Fachleuten kräuseln sich angesichts dieses Geschwurbels die Nackenhaare. Die Anwohner werden keineswegs eine "Dividende" erhalten, wie dies bei der Ausgabe von Aktien der Fall wäre. Geplant ist vielmehr die Emission von Anleihen mit festen Zinssätzen. Überdies können sich die Bürger gar nicht unmittelbar an Stromleitungen beteiligen. Vielmehr finanzieren die Anwohner mit Strombonds wie bei Tennet das gesamte Unternehmen, ohne irgendeinen Einfluss auf die Verwendung der Gelder zu haben. Bürgerprojekte sehen anders aus.
Obendrein sind die Konditionen keineswegs so attraktiv, wie dies auf den ersten Blick scheint. Tennet verspricht für das erste Bürgerpapier zwar Zinsen von fünf Prozent. Doch die werden erst nach Baubeginn gezahlt – in der Zwischenzeit gibt es lediglich drei Prozent. "Wird mit dem Bau der Leitung, wie geplant, im Jahr 2015 begonnen, beträgt die durchschnittliche Rendite bis zur ersten Kündigungsmöglichkeit zehn Jahre nach Baubeginn rund 4,6 Prozent", rechnet Analyst Prochnow vor.
Genehmigung kann Jahre dauern
Doch es ist keineswegs sicher, dass die Bautrupps schon 2015 in Holstein anrücken. Hunderte von Anwohnern wollen gegen die Westküstenleitung klagen. Es dürfte also noch viele Jahre dauern, bis die Trasse endlich genehmigt ist – nicht zuletzt deshalb, weil sich wohl nur die wenigsten Kläger ihre Rechte mit Geld abkaufen lassen. "Damit hängt die gesamte Rendite der Bürgeranleihe von der Länge der Genehmigungsphase ab", räumt Tennet-Geschäftsführer Hartman ein. Verzögert sich der Baubeginn zum Beispiel um zwei Jahre, sinkt die durchschnittliche Rendite für zehn Jahre auf rund vier Prozent.

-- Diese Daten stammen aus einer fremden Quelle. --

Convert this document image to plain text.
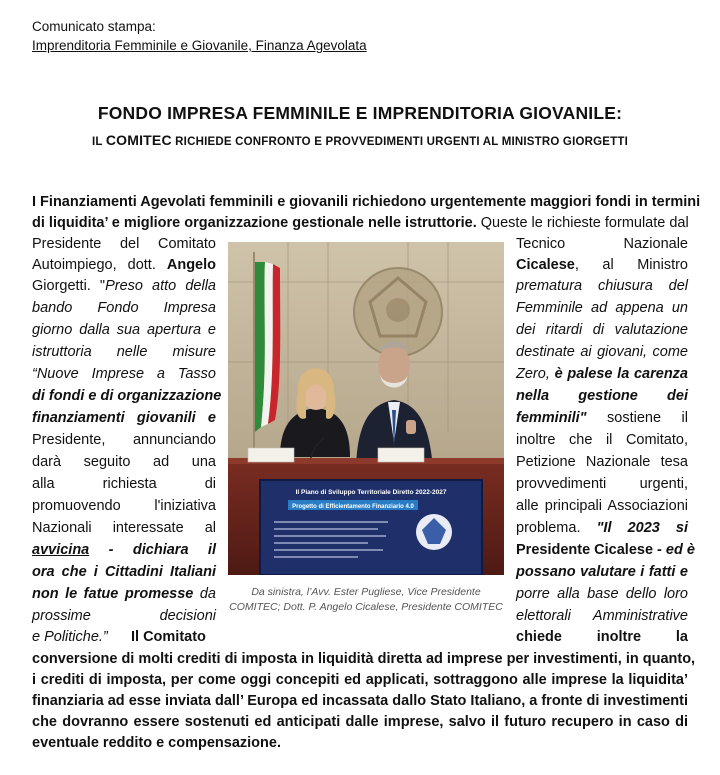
Comunicato stampa:
Imprenditoria Femminile e Giovanile, Finanza Agevolata
FONDO IMPRESA FEMMINILE E IMPRENDITORIA GIOVANILE:
IL COMITEC RICHIEDE CONFRONTO E PROVVEDIMENTI URGENTI AL MINISTRO GIORGETTI
I Finanziamenti Agevolati femminili e giovanili richiedono urgentemente maggiori fondi in termini
di liquidita’ e migliore organizzazione gestionale nelle istruttorie. Queste le richieste formulate dal
Presidente del Comitato
Autoimpiego, dott. Angelo
Giorgetti. "Preso atto della
bando Fondo Impresa
giorno dalla sua apertura e
istruttoria nelle misure
“Nuove Imprese a Tasso
di fondi e di organizzazione
finanziamenti giovanili e
Presidente, annunciando
darà seguito ad una
alla richiesta di
promuovendo l'iniziativa
Nazionali interessate al
avvicina - dichiara il
ora che i Cittadini Italiani
non le fatue promesse da
prossime decisioni
e Politiche.” Il Comitato
Tecnico Nazionale
Cicalese, al Ministro
prematura chiusura del
Femminile ad appena un
dei ritardi di valutazione
destinate ai giovani, come
Zero, è palese la carenza
nella gestione dei
femminili" sostiene il
inoltre che il Comitato,
Petizione Nazionale tesa
provvedimenti urgenti,
alle principali Associazioni
problema. "Il 2023 si
Presidente Cicalese - ed è
possano valutare i fatti e
porre alla base dello loro
elettorali Amministrative
chiede inoltre la
Il Piano di Sviluppo Territoriale Diretto 2022-2027
Progetto di Efficientamento Finanziario 4.0
Da sinistra, l’Avv. Ester Pugliese, Vice Presidente
COMITEC; Dott. P. Angelo Cicalese, Presidente COMITEC
conversione di molti crediti di imposta in liquidità diretta ad imprese per investimenti, in quanto,
i crediti di imposta, per come oggi concepiti ed applicati, sottraggono alle imprese la liquidita’
finanziaria ad esse inviata dall’ Europa ed incassata dallo Stato Italiano, a fronte di investimenti
che dovranno essere sostenuti ed anticipati dalle imprese, salvo il futuro recupero in caso di
eventuale reddito e compensazione.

Überdies kann die Verzinsung der Anleihe von 2018 an neu festgelegt werden. Und "ab Baubeginn räumt sich Tennet das Recht ein, die Zinszahlungen zu stunden", warnt Analyst Prochnow. Es sei zwar schwer vorstellbar, dass das Unternehmen hiervon Gebrauch mache. Außerdem würden eventuell gestundete Zahlungen ebenfalls verzinst. Doch die Anleger sollten diesen Punkt im Auge behalten. Wer beispielsweise seine Rente mit den versprochenen Zinsen aufbessern will, könnte womöglich jahrelang leer ausgehen.
Anleihe wäre sehr anfällig für Kursschwankungen
Wollen Anleger ihre Bonds veräußern, weil sie beispielsweise Bargeld benötigen, müssen sie auf böse Überraschungen gefasst sein. Die Tennet-Anleihe soll zwar an den Börsen von Hamburg und Luxemburg gelistet werden, wenn die Zeichnungsfrist Ende August abläuft. Dennoch dürfte es schwer sein, die Bonds zu einem fairen Preis loszuwerden. Selbst Tennet-Boss Hartman rechnet damit, dass der Markt für seinen Bond "aufgrund des Volumens und Art der Investoren möglicherweise nicht besonders liquide sein wird". Die Nord/LB schätzt, dass Tennet bei den Anlegern lediglich rund zehn Millionen Euro einsammeln wird. Wegen des geringen Volumens dürfte die Anleihe sehr anfällig für Kursschwankungen sein.
Entgeistert registrieren Analysten, dass Tennet praktisch keine Vorkehrungen trifft, um seine Anleger vor Kursverlusten zu schützen. Üblicherweise sorgen sogenannte Market Maker oder Designated Sponsors im Auftrag des Emittenten dafür, dass der Handel in Schwung bleibt. Sie springen ein, wenn sich auf dem Markt kein anderer Käufer findet, der angebotene Wertpapiere übernehmen will. Dann können Verkäufer sicher sein, dass sie einen halbwegs angemessenen Preis bekommen. Doch solche Liquiditätsspender sind bei der Tennet-Anleihe schlicht nicht vorgesehen.